The last few weeks on Clark’s campus have been chaotic and stressful, marked by the harassment and bullying of student workers who did not participate in the recent strike and who expressed fears around voicing alternative opinions. I have witnessed all this as a firm supporter of unionization, a strike participant and a fifth-year student worker who would be covered by the union currently seeking recognition. I have seen some of the harassment firsthand and heard about worse from friends and coworkers, and it has been documented in The Scarlet. While I have been disappointed and dismayed, I have not been surprised: we have seen this before.
The most stark example if it has, for years, been directed at students who are Zionist or who are labeled “Zionist” by their peers.
Clark students who are Israeli or otherwise affiliated with Israel have experienced Clarkie bullying for years, ranging from subtle stigma to overt threats. People have encouraged their friends to be “more mean” to these students and to “keep bullying” them, left threatening notes under their doors and on their dorm-room white boards (and stolen said white boards), torn their flags down, mocked them on social media, called them “genocidal freaks,” and driven them out of student clubs and friend groups.

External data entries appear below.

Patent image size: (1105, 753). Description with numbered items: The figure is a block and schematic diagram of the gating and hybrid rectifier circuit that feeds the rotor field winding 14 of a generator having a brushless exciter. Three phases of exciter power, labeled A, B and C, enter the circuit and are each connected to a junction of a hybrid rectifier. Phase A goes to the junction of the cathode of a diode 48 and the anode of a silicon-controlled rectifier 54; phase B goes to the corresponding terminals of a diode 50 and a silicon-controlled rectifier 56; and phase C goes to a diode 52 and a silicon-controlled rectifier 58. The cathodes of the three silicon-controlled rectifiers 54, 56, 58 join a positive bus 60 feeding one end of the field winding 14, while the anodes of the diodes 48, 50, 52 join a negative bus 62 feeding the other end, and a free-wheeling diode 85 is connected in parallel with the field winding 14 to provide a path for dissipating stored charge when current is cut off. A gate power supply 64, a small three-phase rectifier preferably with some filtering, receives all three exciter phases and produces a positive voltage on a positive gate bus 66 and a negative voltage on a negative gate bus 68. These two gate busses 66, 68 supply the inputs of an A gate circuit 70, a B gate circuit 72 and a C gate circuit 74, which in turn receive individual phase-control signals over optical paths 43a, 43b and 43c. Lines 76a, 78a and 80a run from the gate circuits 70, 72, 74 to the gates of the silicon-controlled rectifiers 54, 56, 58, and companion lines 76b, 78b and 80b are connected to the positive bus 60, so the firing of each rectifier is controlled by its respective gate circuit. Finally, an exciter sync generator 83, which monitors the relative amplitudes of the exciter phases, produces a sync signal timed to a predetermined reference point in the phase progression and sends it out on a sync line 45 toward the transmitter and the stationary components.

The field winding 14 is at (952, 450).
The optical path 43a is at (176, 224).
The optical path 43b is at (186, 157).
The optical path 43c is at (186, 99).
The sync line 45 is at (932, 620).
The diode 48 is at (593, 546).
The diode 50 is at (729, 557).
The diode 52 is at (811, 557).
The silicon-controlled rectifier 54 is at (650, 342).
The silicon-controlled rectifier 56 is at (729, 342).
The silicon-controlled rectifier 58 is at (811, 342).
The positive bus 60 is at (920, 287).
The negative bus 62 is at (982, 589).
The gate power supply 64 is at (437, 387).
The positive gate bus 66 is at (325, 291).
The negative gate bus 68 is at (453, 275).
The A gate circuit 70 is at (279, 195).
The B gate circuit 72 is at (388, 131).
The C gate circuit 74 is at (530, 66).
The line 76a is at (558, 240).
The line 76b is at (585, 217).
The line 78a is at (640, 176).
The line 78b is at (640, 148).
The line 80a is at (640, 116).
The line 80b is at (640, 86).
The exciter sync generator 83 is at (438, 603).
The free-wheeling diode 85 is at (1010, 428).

Students even staged a protest against a vigil meant to grieve loved ones lost and kidnapped on October 7, which consisted of a silent die-in and was followed by shouts of “Free Palestine” at students who had just finished crying and sharing stories of friends held hostage or murdered. One anonymous post on the Fizz app last year made unprintable threats against Zionists, whom they called “subhuman vermin.” Here, I am not arguing whether or not these incidents constitute antisemitism, but that this is bullying and harassment. The threat inherent in slipping a note under someone’s door that says “Zionists are not welcome here” is blatant.
Multiple students have expressed fear in voicing alternative opinions about the strike or the union. Students have experienced this for years when it comes to Israel, and until recently, I avoided mentioning my own Israeli family for fear of backlash or ostracization. There is a broader pattern here: students latch onto a cause they feel is just, associate it with their identities as good people, and weaponize it against others, who must align with the belief du jour to join the ranks of the “good.”
The targeting of those who stray from the doctrine is then justified, sometimes with relish – bad people deserve whatever happens to them. Perhaps those who disagree with this, who recognize the wrong being done, neglect to call out their peers for fear of becoming the next target.
Clark students are passionate. This is one of the things I love most about the student body, and it is what inspires us to pursue meaningful work. However, there is a fine line between Clarkie passion and abuse, and it has been crossed too many times. While I agree that the recent union-related abuse was unacceptable, I hope those who rightfully recognize this can also notice the pattern and consider whether they contributed to or allowed the bullying of their peers when the victims were (or were perceived to be) Zionists.
Some may argue that this comparison is unfounded because Zionism is the belief that Jews should have an ethnostate from the river to the sea, and therefore we should be hostile to Zionists because that viewpoint is unacceptable. Luckily, that definition of Zionism is a lie (and bleeds into Kahanism, which directly opposes Zionism in many ways), and most Zionist Jews – including Zionist Clarkies – do not subscribe to it.
Instead, we subscribe to the core definition of Zionism, self-determination for the Jewish people in our ancestral homeland. Even Theodor Herzl, the father of modern political Zionism, did not imagine an ethnostate in his utopian novel, Altneuland – his utopia was a pluralistic, semi-socialist, autonomous society within the Ottoman Empire.
Regardless, no one deserves bullying, harassment, or other harm due to an assumption made about them because someone claimed it was true. Yet, in the case of both the strike and the anti-Zionist push on campus, this has been a consistent pattern at Clark.
I will leave you, reader, with a plea for humanity. Understand that not everyone thinks the way you do, but that this difference of thought is not synonymous with evil. Many of us are here at Clark because we share values like justice and empathy. The University’s motto, which many like to poke fun at, is “Challenge Convention, Change Our World.”
If the current convention is to scream at each other until our throats are sore and everyone loses, perhaps our challenge is to humanize each other and have the hard conversations until we can come to real solutions, together. The Clarkie penchant for activism, perseverance, and radical thinking is exactly what equips us to meet the world ahead with courage and determination, but it can get ugly fast. If we combine it with a radical form of love, empathy, and curiosity, we will be unstoppable.